Vakit de aynı yolu izlemişti. Haber içeriye saklanmıştı. Sanayi üretimi 5’te 1 oranında azalır, yüz binlerce kişi işsiz kalırken Vakit’in manşeti bin kişiye iş sağlayacağını söyleyen bir yatırımcıya ayrılmıştı.
Zaman da birinci sayfasından “Dünya Bankası: Küresel ekonomi ilk kez küçülecek” başlığını veriyor ancak Türkiye’de sanayi üretimdeki rekor düşmeyi görmezden geliyordu.
Yeni Şafak, birinci sayfasından “Sanayide şok düşüş” başlığı ile haberi küçük bir yerde göstermişti. Ancak iç sayfalarda haber, hak ettiği büyüklükteydi. Ekonomi sayfalarının yöneticisi İbrahim Kahveci’nin hakkını yemeyeyim, bu sorun ile ilgili dikkat çekici bir köşe yazısı da onun kaleminden çıkmıştı.
Sabah da habere birinci sayfasında yer vermemişti ancak haber iç sayfalarda haber hak ettiği yerdeydi.
Bu genel tabloya bakınca Başbakan’ın hayal kırıklığına uğradığını düşünüyorum.
Adamcağız bu yandaş medya tablosunu yaratmak için boşuna uğraşmış gibi görünüyor!
Başbakan, “Enerjide yüzde 21,3 tasarruf” gibi bir başlığı eminim ki çok daha severek okuyacaktı!
Seçim kazanmayı hayal bile edemiyor
CHP Genel Başkanı Deniz Baykal’ın Malatya’da mitinge giderken uçakta verdiği demeci kesmiş saklamıştım.
Bunun önemli bir tarihi belge olacağını düşünüyorum.
Bu demeç, içeriği itibarıyla dünya siyasetine “ömür boyu iktidar olamamanın matematiksel izahı” olarak geçecek çünkü. Bu nedenle de bu kupür bir koleksiyon parçası olarak çok değerlenecek bence.
Baykal, AKP’nin bu seçimde yüzde 52 oy alamadığı takdirde seçimde yenilmiş sayılması gerektiğini söylüyor.

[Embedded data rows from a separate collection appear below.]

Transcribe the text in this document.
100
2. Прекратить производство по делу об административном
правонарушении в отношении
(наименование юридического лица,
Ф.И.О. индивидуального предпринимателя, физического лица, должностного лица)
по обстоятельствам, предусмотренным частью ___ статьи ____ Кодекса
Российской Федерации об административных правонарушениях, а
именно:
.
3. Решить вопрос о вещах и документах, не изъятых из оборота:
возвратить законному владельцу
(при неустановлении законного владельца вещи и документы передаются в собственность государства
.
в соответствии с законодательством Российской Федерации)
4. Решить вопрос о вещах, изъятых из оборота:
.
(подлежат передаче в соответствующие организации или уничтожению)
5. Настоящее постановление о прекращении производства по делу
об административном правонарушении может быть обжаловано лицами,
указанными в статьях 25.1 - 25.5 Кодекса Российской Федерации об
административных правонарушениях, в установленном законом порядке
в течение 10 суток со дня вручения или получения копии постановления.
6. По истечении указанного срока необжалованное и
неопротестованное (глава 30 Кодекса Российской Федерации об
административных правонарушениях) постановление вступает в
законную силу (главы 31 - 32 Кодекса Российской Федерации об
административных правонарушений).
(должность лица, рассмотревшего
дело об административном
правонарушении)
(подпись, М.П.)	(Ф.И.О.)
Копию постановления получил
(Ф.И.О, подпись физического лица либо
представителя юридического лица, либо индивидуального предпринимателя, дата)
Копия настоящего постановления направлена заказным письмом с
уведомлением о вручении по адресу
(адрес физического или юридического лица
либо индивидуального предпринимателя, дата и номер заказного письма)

Kendisinin hangi oy oranında başarısız olacağı konusunda bir yaklaşım getirmemiş.
Çünkü henüz kaç oy alacağını bilmiyor. Ama oyu ne olursa olsun bu seçimi kazandığını söyleyeceğine de kuşkum yok.
Bir muhalefet partisi liderinin kendisine koyduğu hedefe bakın: İktidarı yüzde 52’nin altına çekmek!
Kendi oyunu yüzde 50’ye çıkarmayı hayal bile edemiyor.
Hükümetin krizin ilk sinyalleri başladığındaki aldırmaz tavrının sonucunda Türkiye, sanayisi en çok küçülen dünya ülkesi oldu.
Yüz binlerce kişi, milyonluk işsizler ordusuna katıldı. Ama muhalefetin lideri iktidarı devirebileceğini aklına bile getirmiyor!
Belli ki Türkiye ve CHP bu seçimde de Deniz Baykal’dan kurtulamayacak.
Buna en çok sevinen de eminim ki Recep Tayyip Erdoğan’dan başkası olmayacak!